Mozambique : un dialogue inclusif face à une méfiance croissante

Mozambique : un dialogue inclusif face à une méfiance croissante

La plateforme Decide met en garde contre le niveau élevé de méfiance du public à l’égard du dialogue national inclusif au Mozambique, malgré sa portée importante, avec plus de 50 000 personnes qui y ont participé entre mars et mai.

« Malgré une forte visibilité publique, la surveillance numérique a révélé des niveaux élevés de méfiance du public quant à la capacité du processus à produire des réformes concrètes et structurellement transformatrices », lit-on dans un rapport préliminaire de l’Organisation non gouvernementale (ONG) mozambicaine qui surveille les processus électoraux.

La Commission technique pour le dialogue national inclusif (Cote) a été créée en 2025 dans le cadre de l’accord pour la pacification du Mozambique, conclu après la crise post-électorale. Son mandat, pour deux ans, est de présenter des propositions sur la réforme de l’État, notamment la révision constitutionnelle, la réconciliation nationale, la décentralisation du gouvernement et la définition de forces de sécurité non partisanes.

Dans une interview avec DW, Wilker Dias, directeur exécutif de la plateforme Decide, affirme que malgré le « fort intérêt national » pour le dialogue, de nombreux risques persistent qui pourraient compromettre la légitimité et la durabilité du processus, parmi lesquels la « persistance de niveaux élevés de méfiance du public ».

DW Afrique : La méfiance du public à l’égard du dialogue national inclusif au Mozambique s’est-elle accrue ?

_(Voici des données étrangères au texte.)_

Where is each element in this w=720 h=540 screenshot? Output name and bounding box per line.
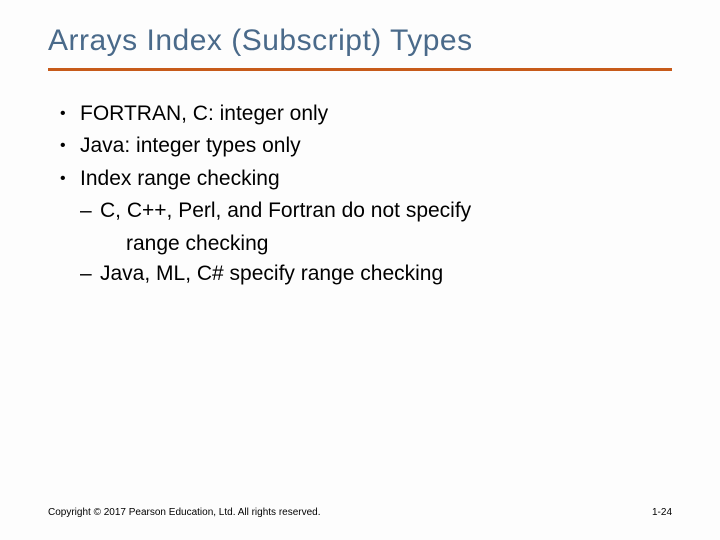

Wilker Dias (WD): Le sentiment de méfiance et de frustration sociale s’est accru car la question de la réconciliation n’est pas prise en compte. La violence policière, le manque de responsabilisation des acteurs qui ont pratiqué cette violence policière, finit par être pratiquement l’un des facteurs qui amènent à penser que le dialogue national inclusif est pratiquement une authentique marionnette.

DW Afrique : Par conséquent, selon la plateforme Decide, les institutions étatiques continuent de recourir à la violence contre les citoyens critiques, ce qui discrédite davantage le dialogue national ?

WD : Un aspect que nous pouvons citer ici à titre d’exemple est que seulement au mois de juillet, jusqu’alors, nous avons pu enregistrer cinq personnes qui ont été abattues par la police et sans aucun soutien à apporter par la suite, des situations qui n’ont aucun rapport, dont deux ont été mortelles. Ce sont des situations qui, d’une certaine manière, font réfléchir sur la frustration ou non, ou sur l’efficacité que ce dialogue produira réellement, car le sentiment le plus important est que ce dialogue en tant que facteur de réconciliation n’a pas lieu.

DW Afrique: L’un des problèmes, comme nous le comprenons, est l’absence du politicien d’opposition le plus influent, Venâncio Mondlane…

WD : La question de l’absence de Venâncio Mondlane comme l’un des principaux acteurs finit également par venir d’en haut, mais pas seulement : même l’absence de certains acteurs qui, pendant la période électorale, ont joué un rôle clé en termes de surveillance électorale, soulève d’avance quelques réserves, même si nous avons l’un et l’autre qui travaillent actuellement dans le cadre du dialogue national, mais ce n’est pas d’un point de vue organisationnel et peut-être qu’un autre élan pourrait être donné. Ce sont des mots de différentes couches de la société que nous avons collectés tout au long de ces jours.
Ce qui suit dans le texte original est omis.